Shakeloviana: Will Shakespeare

Dopo qualche strologamento, ho deciso di iniziare Shakeloviana con un vecchio (1921) play – e no, non è il Marlowe di Josephine Preston Peabody.

In tutta probabilità parleremo anche di quello, benché ne abbia già accennato qua e là, ma per il momento direi che possiamo cominciare con qualcosa che, nonostante il titolo, si occupa di entrambi i nostri festeggiati – e se ne occupa in modo… vogliamo definirlo bizzarro?

Ma sì, diciamo pure bizzarro, e anche ragionevolmente inconsueto. Perché sapete bene che una delle domande senza risposta a proposito del teatro elisabettiano è se Shakespeare e Marlowe si conoscessero e, se non ci sono documenti di sorta a provarlo, le probabilità che si conoscessero sono altine. Voglio dire, colleghi, coetanei e, almeno per un periodo, rivali in un mondo piccolo e denso come la Londra teatrale di un’epoca in qui si viveva gli uni nelle tasche degli altri… Non incomprensibilmente, narratori e autori teatrali hanno sempre abbracciato con entusiasmo l’idea che si conoscessero eccome, perché il gusto di farli interagire fittiziamente non è cosa cui si rinunci con facilità.

English: English novelist and playwright Cleme...Sul tipo di interazione ci sono scuole di pensiero, e Clemence Dane, con il suo Will Shakespeare, an Invention in Four Acts, appartiene a una scuola piccola piccola.
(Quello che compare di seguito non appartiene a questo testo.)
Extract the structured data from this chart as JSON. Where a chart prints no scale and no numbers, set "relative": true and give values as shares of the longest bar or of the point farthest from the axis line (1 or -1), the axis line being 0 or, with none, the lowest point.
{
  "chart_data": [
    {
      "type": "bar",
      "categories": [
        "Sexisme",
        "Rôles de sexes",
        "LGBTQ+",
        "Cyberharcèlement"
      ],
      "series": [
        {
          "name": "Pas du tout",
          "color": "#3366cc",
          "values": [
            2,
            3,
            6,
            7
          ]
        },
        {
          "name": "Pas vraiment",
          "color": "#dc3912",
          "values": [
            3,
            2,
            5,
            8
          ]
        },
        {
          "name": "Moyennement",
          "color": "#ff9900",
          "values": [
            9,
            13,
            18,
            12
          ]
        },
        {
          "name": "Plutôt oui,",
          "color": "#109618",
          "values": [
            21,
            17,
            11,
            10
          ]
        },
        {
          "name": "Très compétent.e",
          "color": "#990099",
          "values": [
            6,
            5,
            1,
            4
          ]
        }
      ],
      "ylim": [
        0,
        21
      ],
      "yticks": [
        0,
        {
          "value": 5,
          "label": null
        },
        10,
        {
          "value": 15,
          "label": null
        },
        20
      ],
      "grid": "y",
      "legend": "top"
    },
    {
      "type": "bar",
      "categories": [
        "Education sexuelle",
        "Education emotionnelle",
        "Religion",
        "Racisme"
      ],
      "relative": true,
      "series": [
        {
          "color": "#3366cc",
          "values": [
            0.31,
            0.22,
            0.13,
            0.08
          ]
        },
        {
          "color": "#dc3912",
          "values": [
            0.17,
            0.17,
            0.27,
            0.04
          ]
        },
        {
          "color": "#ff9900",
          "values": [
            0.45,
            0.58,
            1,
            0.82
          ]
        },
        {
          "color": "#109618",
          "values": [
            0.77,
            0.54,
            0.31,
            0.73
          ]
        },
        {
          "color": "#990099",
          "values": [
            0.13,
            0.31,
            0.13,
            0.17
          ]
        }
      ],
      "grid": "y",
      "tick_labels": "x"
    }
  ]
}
Per ora, nel corso delle mie letture, di appartenenti a questa scuola ne ho incontrati soltanto due – ma andiamo con ordine.

Clemence Dane in realtà si chiamava Winifred Ashton, ed era un personaggio piuttosto singolare a sua volta: romanziera, playwright, giallista collaborativa, saggista occasionale, pittrice e scultrice*. Magari qualche volta parleremo di lei, ma per ora limitiamoci a Will Shakespeare, annata 1921, quattro atti scritti in pentametri giambici piuttosto… er, magniloquenti. Il primo atto è ambientato a Stratford, con un giovane Shakespeare irrequieto e visionario e una Anne Hathaway che, all’epoca, sarebbe di sicuro finita al rogo per stregoneria nel giro di tre scene. È un diluvio di inganni, controinganni, ricatti morali, premonizioni e fantasmi… suona gonfio? Lo è – oh, lo è.
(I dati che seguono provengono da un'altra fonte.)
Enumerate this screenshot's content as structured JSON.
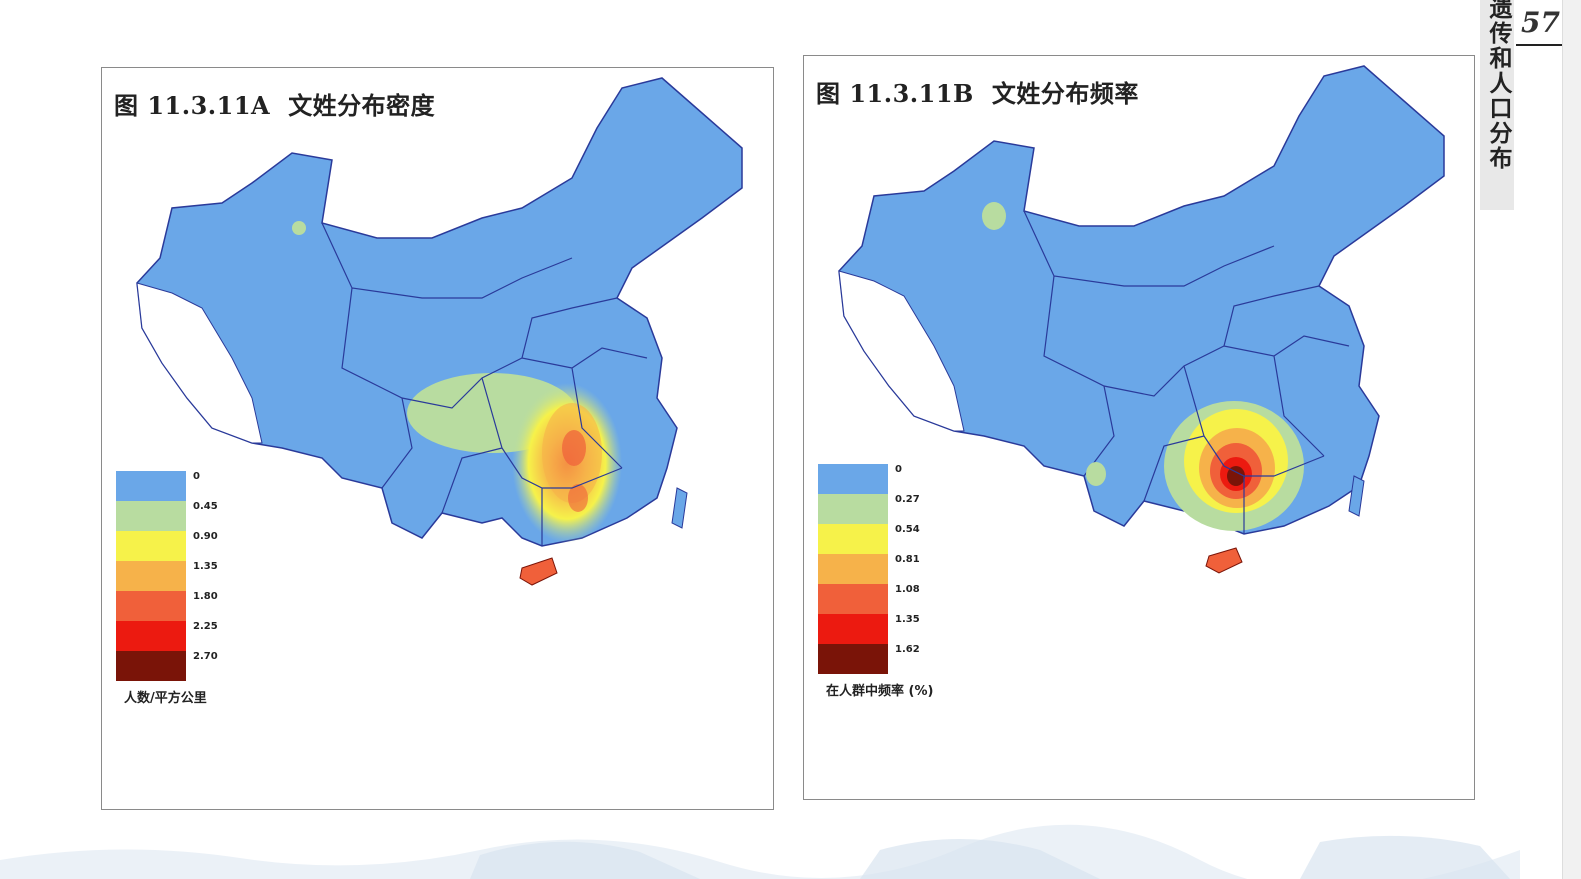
{
  "page": {
    "page_number": "57",
    "side_header": "遗传和人口分布"
  },
  "panel_a": {
    "figure_number": "图 11.3.11A",
    "title": "文姓分布密度",
    "legend": {
      "ticks": [
        "0",
        "0.45",
        "0.90",
        "1.35",
        "1.80",
        "2.25",
        "2.70"
      ],
      "colors": [
        "#6aa7e8",
        "#b8dca0",
        "#f6f24a",
        "#f6b24a",
        "#f0603a",
        "#ec1a10",
        "#7a1408"
      ],
      "unit": "人数/平方公里"
    }
  },
  "panel_b": {
    "figure_number": "图 11.3.11B",
    "title": "文姓分布频率",
    "legend": {
      "ticks": [
        "0",
        "0.27",
        "0.54",
        "0.81",
        "1.08",
        "1.35",
        "1.62"
      ],
      "colors": [
        "#6aa7e8",
        "#b8dca0",
        "#f6f24a",
        "#f6b24a",
        "#f0603a",
        "#ec1a10",
        "#7a1408"
      ],
      "unit": "在人群中频率 (%)"
    }
  }
}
Dopodiché ci si sposta a Londra, e s’incontra Marlowe, che è un caro ragazzo di genio, ben contento, nel tempo sottratto a un’ispirazione torrenziale e a una vita sociale intensa anzichenò, di prendere sotto la sua ala quel simpatico campagnolo così promettente. E dunque i nostri due non solo si conoscono, ma sono grandi amici e writing buddies, in una maniera che pochi altri autori hanno considerato anche solo vagamente plausibile…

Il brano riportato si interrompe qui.